Thursday 22 January 2009

New House: Attempted

"Asmo...you know if you started an online blog with your wit and humor...it could become an immensely popular site"


Such was the paradoxical comment from one of my American friends.

I told him that I had indeed started an online blog, but it had yet to prove immensely popular, especially to myself seeing as I had left it for 9 months and had to find the URL by looking under my bed.

Things are never worthwhile if you have to look under a bed for them. Nothing good has ever come of such behaviour.


So, let's see. I've got an MA now. I would have got a distinction, but the college saw fit to employ a man with pathological hatred of the children's, young adult, fantasy, sci-fi, romance, drama, magical realism and thriller genres.

He described my work as a "Soulless necromancer's cat's-cradle of unlikely events." I retorted that he was being unprofessional and promptly got threatened with legal action over defamation of character.

So I must add my college course to the long history of needlessly idealistic rebellions that saw me kicked out of a hotel, the army, my BA course and my care job.

I have since finished that particular cat's cradle of unlikely events and have now embarked upon another - namely moving into a new house with an ex-girlfriend, her daughter who I dated briefly and a delusional psychotic who wants to marry me.

If anyone asks, I jump right to the part where all 3 of them are bisexual.

The girlfriend front remains a dead ringer for the Western front - vast, monotonous, littered with the bodies of young idiots and a rather silly affair altogether. My penis seems to be getting better at recovering after each masturbation, and now that there's a TV in the house it's being put to regular exercise.

The penis and the TV.

I wish they would put more ugly people on television.

The house is a Grade 2 Medieval Wheelwrights - four floors, church timbers, mediterranean garden, gym, 3 bathrooms, minstrel's gallery and one very pissed off ghost.

Said ghost is in the habit of plaguing me with nightmares - perhaps he's got sick of people masturbating in his house. I've been strangled by a tentacle monster, eaten by a clam, mauled by zombies, savaged by a demon child, kidnapped by a publishing agent, drowned, smothered, shot by my old drill sergeant and confronted with the theory that I've been unconscious since last year and have imagined everything since.

In order to avert the perhaps-inevitable moment where I fuck up the house by embarking on a crusade of exorcism, I have diverted my rebellious energies to a different forum.

The Iwaku forum to be precise, a little writing community that I administrated and wholly excluded from my comedic creations. I decided to step down after inflicting a momentous catalogue of structural changes that the little yankies and Japanophiles objected to. Plus I got sold out by an egotistical WOW-player.

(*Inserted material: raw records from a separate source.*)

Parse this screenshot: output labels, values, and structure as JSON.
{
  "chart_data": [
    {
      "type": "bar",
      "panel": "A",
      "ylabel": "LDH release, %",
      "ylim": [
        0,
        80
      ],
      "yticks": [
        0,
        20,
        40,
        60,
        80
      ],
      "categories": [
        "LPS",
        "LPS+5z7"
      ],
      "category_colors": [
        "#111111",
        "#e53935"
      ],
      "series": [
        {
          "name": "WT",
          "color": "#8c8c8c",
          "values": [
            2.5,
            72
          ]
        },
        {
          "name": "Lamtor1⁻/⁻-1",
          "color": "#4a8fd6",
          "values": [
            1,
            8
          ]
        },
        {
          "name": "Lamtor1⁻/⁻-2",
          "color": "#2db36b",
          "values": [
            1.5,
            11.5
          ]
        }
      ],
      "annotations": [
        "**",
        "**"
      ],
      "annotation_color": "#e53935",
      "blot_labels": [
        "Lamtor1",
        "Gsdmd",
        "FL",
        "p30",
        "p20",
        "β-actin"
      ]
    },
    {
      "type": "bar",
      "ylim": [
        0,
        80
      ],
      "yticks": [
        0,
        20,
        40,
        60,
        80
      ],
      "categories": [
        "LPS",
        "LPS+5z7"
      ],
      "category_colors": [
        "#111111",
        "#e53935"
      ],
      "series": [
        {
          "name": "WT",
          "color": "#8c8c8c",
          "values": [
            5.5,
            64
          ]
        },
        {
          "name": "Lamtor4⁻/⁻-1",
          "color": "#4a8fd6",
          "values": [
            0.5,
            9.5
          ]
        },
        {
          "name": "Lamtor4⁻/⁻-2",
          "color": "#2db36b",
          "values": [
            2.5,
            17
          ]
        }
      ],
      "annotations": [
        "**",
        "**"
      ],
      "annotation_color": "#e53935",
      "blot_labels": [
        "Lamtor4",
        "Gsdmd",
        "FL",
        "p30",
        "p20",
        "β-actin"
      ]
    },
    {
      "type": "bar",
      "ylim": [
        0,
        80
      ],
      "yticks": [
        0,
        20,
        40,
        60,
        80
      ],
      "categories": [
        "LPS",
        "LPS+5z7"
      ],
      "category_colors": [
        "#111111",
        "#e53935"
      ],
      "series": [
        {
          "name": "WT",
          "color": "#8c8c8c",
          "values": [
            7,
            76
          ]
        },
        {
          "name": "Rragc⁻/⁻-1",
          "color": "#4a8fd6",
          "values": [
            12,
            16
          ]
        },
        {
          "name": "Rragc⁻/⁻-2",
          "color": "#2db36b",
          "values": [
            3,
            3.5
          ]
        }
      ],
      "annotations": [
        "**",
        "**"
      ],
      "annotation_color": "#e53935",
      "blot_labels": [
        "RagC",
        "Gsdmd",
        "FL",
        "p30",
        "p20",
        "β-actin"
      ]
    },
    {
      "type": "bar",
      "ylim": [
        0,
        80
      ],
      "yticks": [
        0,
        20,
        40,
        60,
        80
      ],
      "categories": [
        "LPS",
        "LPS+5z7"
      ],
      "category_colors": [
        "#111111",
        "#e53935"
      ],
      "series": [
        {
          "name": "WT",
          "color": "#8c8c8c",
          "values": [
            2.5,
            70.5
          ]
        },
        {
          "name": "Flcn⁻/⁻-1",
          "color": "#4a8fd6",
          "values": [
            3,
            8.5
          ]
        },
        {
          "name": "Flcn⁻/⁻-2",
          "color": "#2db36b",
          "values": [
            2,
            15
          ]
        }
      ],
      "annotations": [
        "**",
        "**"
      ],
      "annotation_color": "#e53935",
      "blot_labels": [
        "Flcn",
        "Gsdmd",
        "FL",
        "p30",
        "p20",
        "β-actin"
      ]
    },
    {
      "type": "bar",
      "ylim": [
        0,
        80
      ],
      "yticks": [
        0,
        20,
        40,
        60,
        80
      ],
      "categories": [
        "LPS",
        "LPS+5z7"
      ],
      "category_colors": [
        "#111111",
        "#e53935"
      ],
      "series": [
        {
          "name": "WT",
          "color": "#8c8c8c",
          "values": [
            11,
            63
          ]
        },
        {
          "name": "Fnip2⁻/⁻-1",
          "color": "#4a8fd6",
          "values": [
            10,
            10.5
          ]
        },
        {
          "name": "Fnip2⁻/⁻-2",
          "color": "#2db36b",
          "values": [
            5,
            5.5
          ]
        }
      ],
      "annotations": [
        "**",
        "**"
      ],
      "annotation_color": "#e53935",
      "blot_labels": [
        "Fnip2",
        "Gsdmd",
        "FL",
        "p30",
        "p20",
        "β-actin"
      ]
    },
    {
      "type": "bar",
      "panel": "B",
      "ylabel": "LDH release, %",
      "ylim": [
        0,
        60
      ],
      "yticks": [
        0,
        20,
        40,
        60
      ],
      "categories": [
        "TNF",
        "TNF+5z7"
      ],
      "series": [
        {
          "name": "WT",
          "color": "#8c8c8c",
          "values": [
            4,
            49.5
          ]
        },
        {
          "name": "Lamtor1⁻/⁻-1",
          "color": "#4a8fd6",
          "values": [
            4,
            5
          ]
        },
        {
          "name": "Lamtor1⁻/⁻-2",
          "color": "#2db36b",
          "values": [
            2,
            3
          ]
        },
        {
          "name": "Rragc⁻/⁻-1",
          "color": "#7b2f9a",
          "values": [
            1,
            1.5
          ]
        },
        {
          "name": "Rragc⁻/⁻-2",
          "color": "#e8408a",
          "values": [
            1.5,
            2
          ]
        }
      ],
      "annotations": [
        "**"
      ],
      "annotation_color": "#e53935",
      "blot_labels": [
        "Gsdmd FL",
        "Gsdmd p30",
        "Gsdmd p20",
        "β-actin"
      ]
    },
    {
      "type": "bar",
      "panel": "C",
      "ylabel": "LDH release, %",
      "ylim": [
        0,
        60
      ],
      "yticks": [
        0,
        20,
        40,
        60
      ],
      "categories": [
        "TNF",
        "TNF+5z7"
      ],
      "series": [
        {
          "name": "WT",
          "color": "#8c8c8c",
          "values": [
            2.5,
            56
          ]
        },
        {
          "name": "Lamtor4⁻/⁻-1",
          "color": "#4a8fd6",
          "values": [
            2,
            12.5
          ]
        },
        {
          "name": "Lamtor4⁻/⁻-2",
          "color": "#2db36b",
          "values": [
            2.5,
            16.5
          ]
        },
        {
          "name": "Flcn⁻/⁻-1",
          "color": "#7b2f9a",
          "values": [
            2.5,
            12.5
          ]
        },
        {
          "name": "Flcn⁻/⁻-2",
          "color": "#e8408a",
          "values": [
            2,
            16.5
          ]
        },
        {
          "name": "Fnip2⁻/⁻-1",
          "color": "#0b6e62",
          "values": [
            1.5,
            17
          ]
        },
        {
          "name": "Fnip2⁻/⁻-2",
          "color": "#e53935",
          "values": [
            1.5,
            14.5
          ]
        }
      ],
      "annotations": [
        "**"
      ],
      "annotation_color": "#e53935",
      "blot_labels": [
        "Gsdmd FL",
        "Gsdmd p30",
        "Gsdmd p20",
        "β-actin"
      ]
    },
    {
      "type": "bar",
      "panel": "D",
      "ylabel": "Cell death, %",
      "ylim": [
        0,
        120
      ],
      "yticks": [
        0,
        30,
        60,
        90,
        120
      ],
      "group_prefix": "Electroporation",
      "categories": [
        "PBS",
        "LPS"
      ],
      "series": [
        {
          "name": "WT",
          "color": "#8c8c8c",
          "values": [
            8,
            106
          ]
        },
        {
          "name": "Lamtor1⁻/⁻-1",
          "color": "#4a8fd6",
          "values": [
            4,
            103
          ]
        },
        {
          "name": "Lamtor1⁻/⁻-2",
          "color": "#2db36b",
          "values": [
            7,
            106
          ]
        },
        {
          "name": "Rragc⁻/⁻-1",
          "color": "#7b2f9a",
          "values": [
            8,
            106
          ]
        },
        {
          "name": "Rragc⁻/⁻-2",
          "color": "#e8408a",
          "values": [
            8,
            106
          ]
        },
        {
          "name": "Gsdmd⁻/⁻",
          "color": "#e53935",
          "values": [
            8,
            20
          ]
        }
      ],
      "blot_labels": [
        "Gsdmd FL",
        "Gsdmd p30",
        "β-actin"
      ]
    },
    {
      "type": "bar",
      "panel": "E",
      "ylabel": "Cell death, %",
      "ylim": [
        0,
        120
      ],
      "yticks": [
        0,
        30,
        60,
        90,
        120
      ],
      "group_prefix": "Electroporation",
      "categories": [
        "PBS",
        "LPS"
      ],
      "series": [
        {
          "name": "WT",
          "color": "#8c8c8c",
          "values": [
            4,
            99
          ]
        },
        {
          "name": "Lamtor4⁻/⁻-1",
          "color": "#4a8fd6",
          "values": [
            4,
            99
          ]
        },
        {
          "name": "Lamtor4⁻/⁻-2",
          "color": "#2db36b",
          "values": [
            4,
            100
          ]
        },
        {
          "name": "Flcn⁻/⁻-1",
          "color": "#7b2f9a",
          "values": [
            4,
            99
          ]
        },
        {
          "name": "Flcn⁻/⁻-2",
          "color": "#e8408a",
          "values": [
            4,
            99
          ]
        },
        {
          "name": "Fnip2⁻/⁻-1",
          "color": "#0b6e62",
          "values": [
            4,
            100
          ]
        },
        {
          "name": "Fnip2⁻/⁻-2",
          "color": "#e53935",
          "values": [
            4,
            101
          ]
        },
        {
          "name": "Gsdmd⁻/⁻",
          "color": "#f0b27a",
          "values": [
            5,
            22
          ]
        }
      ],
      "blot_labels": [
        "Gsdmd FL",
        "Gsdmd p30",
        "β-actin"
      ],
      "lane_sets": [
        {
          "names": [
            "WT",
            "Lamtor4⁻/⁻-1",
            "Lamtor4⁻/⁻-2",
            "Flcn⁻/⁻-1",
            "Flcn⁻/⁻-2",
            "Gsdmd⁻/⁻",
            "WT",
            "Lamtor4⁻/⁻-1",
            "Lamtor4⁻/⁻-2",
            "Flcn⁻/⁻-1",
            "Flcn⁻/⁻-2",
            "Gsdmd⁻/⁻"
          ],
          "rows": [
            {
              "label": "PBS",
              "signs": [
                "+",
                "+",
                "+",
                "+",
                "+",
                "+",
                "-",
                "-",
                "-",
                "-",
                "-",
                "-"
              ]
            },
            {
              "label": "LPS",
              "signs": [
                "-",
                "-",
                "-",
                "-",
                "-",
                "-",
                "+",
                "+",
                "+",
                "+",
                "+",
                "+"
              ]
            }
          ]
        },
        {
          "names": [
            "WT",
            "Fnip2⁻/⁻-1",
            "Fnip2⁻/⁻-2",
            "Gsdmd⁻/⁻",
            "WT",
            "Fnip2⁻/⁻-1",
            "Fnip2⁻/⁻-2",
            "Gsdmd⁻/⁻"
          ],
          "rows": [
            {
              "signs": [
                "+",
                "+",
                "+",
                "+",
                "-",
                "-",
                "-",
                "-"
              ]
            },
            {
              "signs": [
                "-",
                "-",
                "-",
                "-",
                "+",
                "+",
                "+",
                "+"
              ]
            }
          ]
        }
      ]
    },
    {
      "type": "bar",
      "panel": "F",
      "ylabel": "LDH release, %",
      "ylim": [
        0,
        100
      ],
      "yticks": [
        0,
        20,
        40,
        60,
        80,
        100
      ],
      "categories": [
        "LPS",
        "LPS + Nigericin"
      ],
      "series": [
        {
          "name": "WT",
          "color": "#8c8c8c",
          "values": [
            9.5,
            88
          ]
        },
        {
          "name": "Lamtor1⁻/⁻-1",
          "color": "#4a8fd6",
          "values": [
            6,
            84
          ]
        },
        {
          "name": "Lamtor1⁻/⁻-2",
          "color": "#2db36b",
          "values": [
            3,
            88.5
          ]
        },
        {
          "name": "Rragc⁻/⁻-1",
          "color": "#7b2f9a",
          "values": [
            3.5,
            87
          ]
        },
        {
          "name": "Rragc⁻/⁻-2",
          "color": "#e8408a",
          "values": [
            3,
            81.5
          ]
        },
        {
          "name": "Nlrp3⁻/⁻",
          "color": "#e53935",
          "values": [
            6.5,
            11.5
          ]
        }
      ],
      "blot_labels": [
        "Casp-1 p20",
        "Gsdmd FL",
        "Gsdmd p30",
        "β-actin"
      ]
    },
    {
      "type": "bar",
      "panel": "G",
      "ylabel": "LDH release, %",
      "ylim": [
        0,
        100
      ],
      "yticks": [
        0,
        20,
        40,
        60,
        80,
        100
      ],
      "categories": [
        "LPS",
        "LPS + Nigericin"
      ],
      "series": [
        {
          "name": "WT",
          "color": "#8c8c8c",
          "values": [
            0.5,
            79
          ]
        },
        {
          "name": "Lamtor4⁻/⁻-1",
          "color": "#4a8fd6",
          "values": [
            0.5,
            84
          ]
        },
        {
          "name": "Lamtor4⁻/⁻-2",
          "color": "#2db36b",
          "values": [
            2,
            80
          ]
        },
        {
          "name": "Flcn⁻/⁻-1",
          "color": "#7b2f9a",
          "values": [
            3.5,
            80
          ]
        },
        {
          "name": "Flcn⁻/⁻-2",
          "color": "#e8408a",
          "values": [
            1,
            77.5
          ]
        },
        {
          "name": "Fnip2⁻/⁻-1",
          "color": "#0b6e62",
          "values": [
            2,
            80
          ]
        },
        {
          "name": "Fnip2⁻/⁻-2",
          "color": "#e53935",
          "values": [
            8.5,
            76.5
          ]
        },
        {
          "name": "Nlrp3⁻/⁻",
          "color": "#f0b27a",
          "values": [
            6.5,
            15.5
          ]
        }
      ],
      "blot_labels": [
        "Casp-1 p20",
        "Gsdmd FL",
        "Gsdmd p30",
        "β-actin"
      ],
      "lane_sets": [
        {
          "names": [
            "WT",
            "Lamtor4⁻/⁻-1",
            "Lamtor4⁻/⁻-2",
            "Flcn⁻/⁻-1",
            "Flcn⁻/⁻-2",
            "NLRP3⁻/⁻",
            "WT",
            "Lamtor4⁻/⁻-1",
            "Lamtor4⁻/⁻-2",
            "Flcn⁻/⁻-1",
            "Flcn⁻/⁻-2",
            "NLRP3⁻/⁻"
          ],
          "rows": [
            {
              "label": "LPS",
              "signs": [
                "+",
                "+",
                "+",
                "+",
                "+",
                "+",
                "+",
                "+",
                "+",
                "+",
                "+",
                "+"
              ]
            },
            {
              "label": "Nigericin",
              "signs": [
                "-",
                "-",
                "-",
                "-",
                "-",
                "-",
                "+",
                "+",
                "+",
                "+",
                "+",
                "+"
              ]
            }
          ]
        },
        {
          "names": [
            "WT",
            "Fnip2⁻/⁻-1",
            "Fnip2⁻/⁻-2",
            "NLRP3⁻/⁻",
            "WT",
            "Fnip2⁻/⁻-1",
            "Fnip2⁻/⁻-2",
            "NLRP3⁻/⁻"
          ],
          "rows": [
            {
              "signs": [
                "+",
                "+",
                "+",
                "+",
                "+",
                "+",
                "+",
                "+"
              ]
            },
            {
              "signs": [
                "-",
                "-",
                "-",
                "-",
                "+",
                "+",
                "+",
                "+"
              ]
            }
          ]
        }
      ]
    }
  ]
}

Note to self - never mess with WOW-players.

So, with that sacrifice to the altar of periodic fuck-ups, I'm settling in to the new house nicely.

My housemate (the delusional psychotic one) isn't talking to me because I said her cat was fat and asked her to take her hairs out of the shower.

Should I apologize for that...? Well, the nightmares have tailed off lately, so maybe the ghost agrees with me about the cat.


Oh, and the other day I found out that every event, choice and detail of my 26-year life has been definitively linked to a grand premeditated scheme of cosmic significance.

But that can wait...

2 comments:

Anonymous said...

Heeeey, I'm a WoW player!

Anonymous said...

Hmm...an interesting slight commentary on American friends.